Driving up from Pisa airport on the Saturday we struck lucky at a roadside bar/family restaurant in the countryside which hadn’t really intended to serve any customers but did the eight of us proud at a table parallel to their own family’s with a lunch of local prosciutto, wild boar salami, their own pecorino cheese, pickled wild mushrooms, shell your own fresh beans and other delicacies. This rather set the tone for a week of gastronomic Tuscan eating. After arriving at the farm and sleeping all of this off, we took a walk to explore the immediate vicinity, seeing a wealth of cyclamens and finding porcupine spines, though the animal itself was to elude us all week.

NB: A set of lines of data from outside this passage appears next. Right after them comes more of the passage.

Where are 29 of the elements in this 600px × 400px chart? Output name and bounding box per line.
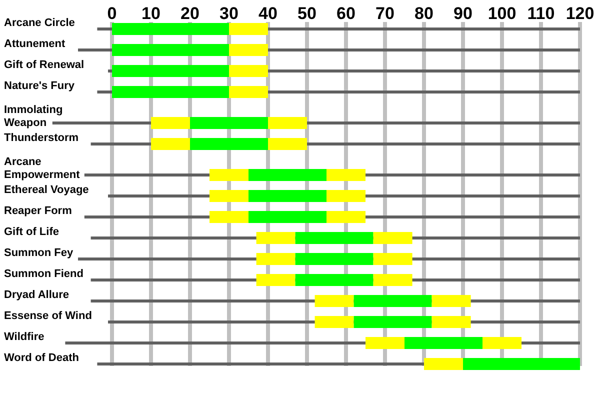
x-tick-label: 40 [258,4,278,23]
y-tick-label: Dryad Allure [4,289,70,301]
x-tick-label: 0 [107,4,117,23]
y-tick-label: Attunement [4,38,66,50]
y-tick-label: Arcane Circle [4,17,75,29]
y-tick-label: Reaper Form [4,205,72,217]
x-tick-label: 110 [527,4,555,23]
x-tick-label: 50 [298,4,316,23]
y-tick-label: Thunderstorm [4,132,79,144]
x-tick-label: 10 [142,4,160,23]
x-tick-label: 120 [566,4,594,23]
y-tick-label: Immolating Weapon [4,104,63,129]
y-tick-label: Wildfire [4,331,44,343]
y-tick-label: Summon Fey [4,247,74,259]
y-tick-label: Gift of Life [4,226,59,238]
x-tick-label: 70 [376,4,394,23]
y-tick-label: Word of Death [4,352,80,364]
y-tick-label: Nature's Fury [4,80,76,92]
x-tick-label: 60 [336,4,356,23]
x-tick-label: 80 [414,4,434,23]
y-tick-label: Ethereal Voyage [4,184,89,196]
x-tick-label: 100 [488,4,516,23]
y-tick-label: Gift of Renewal [4,59,84,71]
x-tick-label: 90 [454,4,472,23]
y-tick-label: Summon Fiend [4,268,84,280]
y-tick-label: Essense of Wind [4,310,92,322]
y-tick-label: Arcane Empowerment [4,156,80,181]
x-tick-label: 20 [180,4,200,23]
x-tick-label: 30 [220,4,238,23]
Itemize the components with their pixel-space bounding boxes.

Umberto and Silvia (Tina’s sister) came up from Livorno to see us on the Sunday. Umberto, ever a mine of local information, showed us the nearby hill villages of Micciano and Montegemoli, where another ourstanding lunch was had and we later strolled ourselves around Montecatini VC. In a way being off the tourist track seeing these delightful villages is every bit as satisfying as visiting the more famous, and objectively more beautiful, yet in practice overcrowded Tuscan destinations.

This proved to be the case on Monday when we revisited Volterra (where twenty years ago we had seen the square occupied by colourful flag throwers and thunderous drummers) in the morning and San Gimignano in the afternoon. San Gimignano with its elegant towers is still as pretty as always but it has really got very busy.

So instead on Tuesday we did a bit of a Carducci trail to the 4km long avenue of old cypress trees leading up to Bolgheri and the hill town of Castagneto where it was very quiet and also very wet, so we sheltered in a wine bar to sample some local products. Later down at the coast where we had a light fish lunch in a place overlooking the sea, it stopped raining and we visited Populonia climbing the fortress tower for the view towards Elba and up the coast., before a brief look over the fence at the Etruscan burial mounds down by the sea.

Wednesday saw the younger generation more active on a beautiful 8km walk along the track that mainly follows the ridge from Micciano to Querceto where we had left a vehicle to get us back to the farm. It was easy going with some great views. The highlight was an astonishing encounter with a heavily pregnant semi-wild pig that wandered up the track towards us where we stood stock still for ten minutes, as she approached us, sniffed us and then decided it was safe enough to walk past us.

On Thursday we took quite a long drive to revisit Siena. While just strolling about the large old town is rewarding in itself, as too the experience of a leisurely lunch on a terrace in the glorious PIazza del Campo, some of Siena’s geatest glories are indoors in the many renaissance frescoes in the Palazzo Pubblico, the Cathedral and the Ospedale Santa Maria della Scala.

On the finally warm and sunny Friday the younger ones strolled around the hill village of Libbiano, which while appearing to be a stone’s throw across the valley from Micciano is actually a 12km tortuous drive from it, before doing a three hour walk along the track into the Monterufoli nature reserve, though sadly no wild animals bigger than squirrels were forthcoming this time.

And so all too quickly a varied and enjoyable week in rural Tuscany was at an end, leaving only a desire for more in better weather.

But as with any holiday, what really counted was the company and it was a great experience to have the whole family together for a week in such a pleasant and amicable atmosphere.